Unfortunately, the dietary fashions and harsh individualism of the United States have loudly advocated health as the culmination of lifestyle choices (for some, even moral rectitude). While lifestyle and choice certainly play a role, understanding these social determinants demonstrates how our decisions are inextricably linked to our social conditions. As Tambar points out, a person may have good nutrition, but if their neighborhood is a food desert, their options are limited. Social circumstances can limit or negatively influence health in opposite ways.

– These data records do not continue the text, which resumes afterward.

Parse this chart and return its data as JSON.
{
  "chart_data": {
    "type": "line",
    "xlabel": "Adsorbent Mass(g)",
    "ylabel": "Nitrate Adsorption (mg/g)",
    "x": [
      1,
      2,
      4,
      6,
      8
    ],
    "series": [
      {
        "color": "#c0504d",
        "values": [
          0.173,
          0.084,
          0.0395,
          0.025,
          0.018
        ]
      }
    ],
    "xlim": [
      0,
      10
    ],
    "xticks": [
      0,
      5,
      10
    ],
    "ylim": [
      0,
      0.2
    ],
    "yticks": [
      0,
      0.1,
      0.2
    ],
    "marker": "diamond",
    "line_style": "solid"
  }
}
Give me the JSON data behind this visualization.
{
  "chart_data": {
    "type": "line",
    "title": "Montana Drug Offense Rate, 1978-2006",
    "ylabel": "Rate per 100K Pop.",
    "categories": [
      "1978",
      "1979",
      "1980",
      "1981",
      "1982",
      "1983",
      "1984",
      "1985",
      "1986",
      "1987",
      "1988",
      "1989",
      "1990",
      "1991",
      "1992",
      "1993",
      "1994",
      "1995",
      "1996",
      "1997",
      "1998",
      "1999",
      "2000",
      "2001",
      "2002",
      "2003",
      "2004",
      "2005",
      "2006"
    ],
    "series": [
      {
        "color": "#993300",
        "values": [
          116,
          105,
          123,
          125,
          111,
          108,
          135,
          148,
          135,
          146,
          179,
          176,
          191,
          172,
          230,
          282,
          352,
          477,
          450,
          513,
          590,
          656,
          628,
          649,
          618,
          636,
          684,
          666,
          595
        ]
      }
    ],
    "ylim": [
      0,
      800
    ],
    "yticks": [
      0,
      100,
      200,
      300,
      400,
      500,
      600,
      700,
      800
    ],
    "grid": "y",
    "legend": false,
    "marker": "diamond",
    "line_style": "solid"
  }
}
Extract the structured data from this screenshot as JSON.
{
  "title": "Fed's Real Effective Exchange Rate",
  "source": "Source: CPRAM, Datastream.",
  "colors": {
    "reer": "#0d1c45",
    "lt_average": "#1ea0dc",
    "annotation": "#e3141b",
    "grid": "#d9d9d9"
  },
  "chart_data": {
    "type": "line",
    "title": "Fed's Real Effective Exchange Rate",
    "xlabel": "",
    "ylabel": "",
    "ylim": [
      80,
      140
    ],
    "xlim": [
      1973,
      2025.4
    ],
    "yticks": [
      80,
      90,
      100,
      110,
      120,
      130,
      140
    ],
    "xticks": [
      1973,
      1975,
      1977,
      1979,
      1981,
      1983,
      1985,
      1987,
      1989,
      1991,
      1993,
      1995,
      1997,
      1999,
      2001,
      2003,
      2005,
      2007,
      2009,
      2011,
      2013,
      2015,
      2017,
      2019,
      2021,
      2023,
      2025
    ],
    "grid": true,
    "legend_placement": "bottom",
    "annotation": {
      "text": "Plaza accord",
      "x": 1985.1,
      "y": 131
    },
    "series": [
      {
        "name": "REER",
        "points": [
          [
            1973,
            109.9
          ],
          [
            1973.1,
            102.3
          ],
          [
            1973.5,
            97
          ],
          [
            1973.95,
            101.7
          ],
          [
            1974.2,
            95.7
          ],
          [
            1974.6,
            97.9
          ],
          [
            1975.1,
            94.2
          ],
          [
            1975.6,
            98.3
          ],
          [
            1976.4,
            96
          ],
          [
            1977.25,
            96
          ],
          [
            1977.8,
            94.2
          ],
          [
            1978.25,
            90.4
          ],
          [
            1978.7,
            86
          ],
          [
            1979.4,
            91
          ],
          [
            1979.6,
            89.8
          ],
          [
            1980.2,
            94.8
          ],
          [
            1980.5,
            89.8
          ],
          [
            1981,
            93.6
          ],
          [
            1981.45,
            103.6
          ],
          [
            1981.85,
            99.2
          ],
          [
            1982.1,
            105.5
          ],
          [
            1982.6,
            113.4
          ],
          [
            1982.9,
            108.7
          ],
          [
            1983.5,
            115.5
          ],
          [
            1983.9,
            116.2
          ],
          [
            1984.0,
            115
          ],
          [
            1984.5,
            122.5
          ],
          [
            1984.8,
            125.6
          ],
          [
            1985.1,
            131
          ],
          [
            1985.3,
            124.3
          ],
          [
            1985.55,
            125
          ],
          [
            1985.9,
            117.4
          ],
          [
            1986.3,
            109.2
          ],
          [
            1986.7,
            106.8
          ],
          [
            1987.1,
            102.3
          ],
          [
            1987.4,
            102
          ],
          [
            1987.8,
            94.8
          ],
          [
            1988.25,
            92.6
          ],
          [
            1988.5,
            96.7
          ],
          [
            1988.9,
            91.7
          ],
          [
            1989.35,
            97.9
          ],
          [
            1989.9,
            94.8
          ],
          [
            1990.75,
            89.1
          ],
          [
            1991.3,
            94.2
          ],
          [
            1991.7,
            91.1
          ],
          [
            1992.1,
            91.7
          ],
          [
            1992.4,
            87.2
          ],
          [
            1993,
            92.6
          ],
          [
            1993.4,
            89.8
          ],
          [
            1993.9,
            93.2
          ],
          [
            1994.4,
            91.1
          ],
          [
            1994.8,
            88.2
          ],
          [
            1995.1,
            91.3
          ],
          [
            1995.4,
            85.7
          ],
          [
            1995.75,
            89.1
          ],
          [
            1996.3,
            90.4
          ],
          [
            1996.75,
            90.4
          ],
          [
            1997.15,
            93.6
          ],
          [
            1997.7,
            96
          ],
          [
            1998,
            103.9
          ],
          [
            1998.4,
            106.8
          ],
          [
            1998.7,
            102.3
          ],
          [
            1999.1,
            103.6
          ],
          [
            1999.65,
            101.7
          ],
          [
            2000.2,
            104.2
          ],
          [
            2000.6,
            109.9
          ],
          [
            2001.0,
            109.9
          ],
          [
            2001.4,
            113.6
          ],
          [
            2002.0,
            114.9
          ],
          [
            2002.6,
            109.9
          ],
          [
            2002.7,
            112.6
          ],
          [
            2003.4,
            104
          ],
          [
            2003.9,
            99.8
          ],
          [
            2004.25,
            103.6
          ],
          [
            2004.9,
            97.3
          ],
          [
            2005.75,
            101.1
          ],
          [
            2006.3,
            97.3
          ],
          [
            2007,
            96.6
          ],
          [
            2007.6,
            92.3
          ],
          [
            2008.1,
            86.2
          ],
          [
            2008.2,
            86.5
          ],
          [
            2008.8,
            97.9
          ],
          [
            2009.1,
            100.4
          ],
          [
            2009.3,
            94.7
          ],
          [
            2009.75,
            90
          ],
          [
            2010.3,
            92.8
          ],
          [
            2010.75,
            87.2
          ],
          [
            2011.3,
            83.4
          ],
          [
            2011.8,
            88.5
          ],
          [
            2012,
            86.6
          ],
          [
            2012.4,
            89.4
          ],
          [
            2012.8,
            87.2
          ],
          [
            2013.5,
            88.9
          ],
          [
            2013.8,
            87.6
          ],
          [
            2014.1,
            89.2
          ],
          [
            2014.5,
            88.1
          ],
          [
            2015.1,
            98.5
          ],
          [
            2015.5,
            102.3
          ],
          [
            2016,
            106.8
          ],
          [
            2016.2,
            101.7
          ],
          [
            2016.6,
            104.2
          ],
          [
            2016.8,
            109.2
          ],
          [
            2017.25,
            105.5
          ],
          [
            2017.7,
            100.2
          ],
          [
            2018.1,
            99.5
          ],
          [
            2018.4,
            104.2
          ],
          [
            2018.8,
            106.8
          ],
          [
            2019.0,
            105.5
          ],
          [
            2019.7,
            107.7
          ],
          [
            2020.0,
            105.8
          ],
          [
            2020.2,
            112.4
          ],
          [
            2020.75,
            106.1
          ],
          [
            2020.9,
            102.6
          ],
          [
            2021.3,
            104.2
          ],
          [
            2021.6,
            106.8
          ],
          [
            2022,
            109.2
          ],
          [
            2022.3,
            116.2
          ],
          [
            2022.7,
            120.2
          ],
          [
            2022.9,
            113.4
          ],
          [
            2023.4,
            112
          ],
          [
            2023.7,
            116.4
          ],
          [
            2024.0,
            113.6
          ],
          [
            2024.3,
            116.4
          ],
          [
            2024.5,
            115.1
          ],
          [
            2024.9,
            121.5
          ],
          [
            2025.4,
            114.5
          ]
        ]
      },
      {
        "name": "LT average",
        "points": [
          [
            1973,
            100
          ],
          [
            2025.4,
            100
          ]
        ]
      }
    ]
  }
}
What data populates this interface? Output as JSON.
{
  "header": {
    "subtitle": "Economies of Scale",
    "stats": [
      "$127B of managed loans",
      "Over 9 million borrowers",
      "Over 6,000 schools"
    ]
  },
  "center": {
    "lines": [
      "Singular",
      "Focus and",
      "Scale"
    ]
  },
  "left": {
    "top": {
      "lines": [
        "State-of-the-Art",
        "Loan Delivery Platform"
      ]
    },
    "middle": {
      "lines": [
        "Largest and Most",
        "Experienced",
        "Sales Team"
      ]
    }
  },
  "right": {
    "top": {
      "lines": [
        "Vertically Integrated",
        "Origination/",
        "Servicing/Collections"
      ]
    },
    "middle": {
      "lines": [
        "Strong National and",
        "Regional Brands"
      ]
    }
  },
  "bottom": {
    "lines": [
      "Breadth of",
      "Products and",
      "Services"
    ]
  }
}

As Dr. Mary Travis Bassett, director of the FXB Center for Health and Human Rights at Harvard University, said Big Think: “No one chooses a quality building to live with terrible rodent infestation problems and internal allergens that trigger asthma. This is not a life choice. […] This is not a choice; it’s about the fact that people don’t have enough choice. “
Go to the source
Credit: Getty Images
Negative social determinants of health pose a massive challenge to the healthcare community, but medical experts and professionals are incapable of doing so. As Northwell Health CEO Michael Dowling writes in his book Health Care Reboot: This trend toward greater awareness of the social determinants of health is one of the most encouraging developments in health care as it creates greater awareness. among providers of the entire patient, including all the various items (most outside of what could be considered strictly medical), that affect the health and general well-being of the individual. A growth of this growing trend is called “upstreamism.” Ascendant professionals not only focus on the patient’s subsequent symptoms; instead, they also turn their attention upward to incorporate the social determinants of the patient’s health into their diagnosis. Dowling illustrates this paradigm with an example of a patient with chronic headaches that interrupt life. Her ascendant doctor provided her with the usual medication, but added the unusual prescription of a visit from a community health worker. The health worker found that the patient’s floor walls were infested with high levels of mold. The doctor and health worker told the patient that their landlord would fix the problem and provided the number of a public interest attorney in case the landlord failed to comply. , not just those on the walls of the hospital. Sometimes, Dowling points out, this will require medical professionals to take the initiative. But other times, when there are extra-symptomatic health factors, it would mean collaborating or helping social service workers, law enforcement, or legal minds to ensure a combination of services to cure the whole person. Healthcare organizations are outreach initiatives and programs aimed directly at the social determinants of health before they become medical problems. Some examples are Northwell’s first gun violence screening program and the American Academy of Pediatrics ’fight for the food safety of American children. It will need many aspects of our society to adopt a multiline approach, one that adds interdisciplinary depth to social problems beyond the experience of a solitary profession. He concluded, “What people are realizing is serving holistically someone, it’s not about doing everything. It’s about partnering with the best person who can do something that can’t be done.”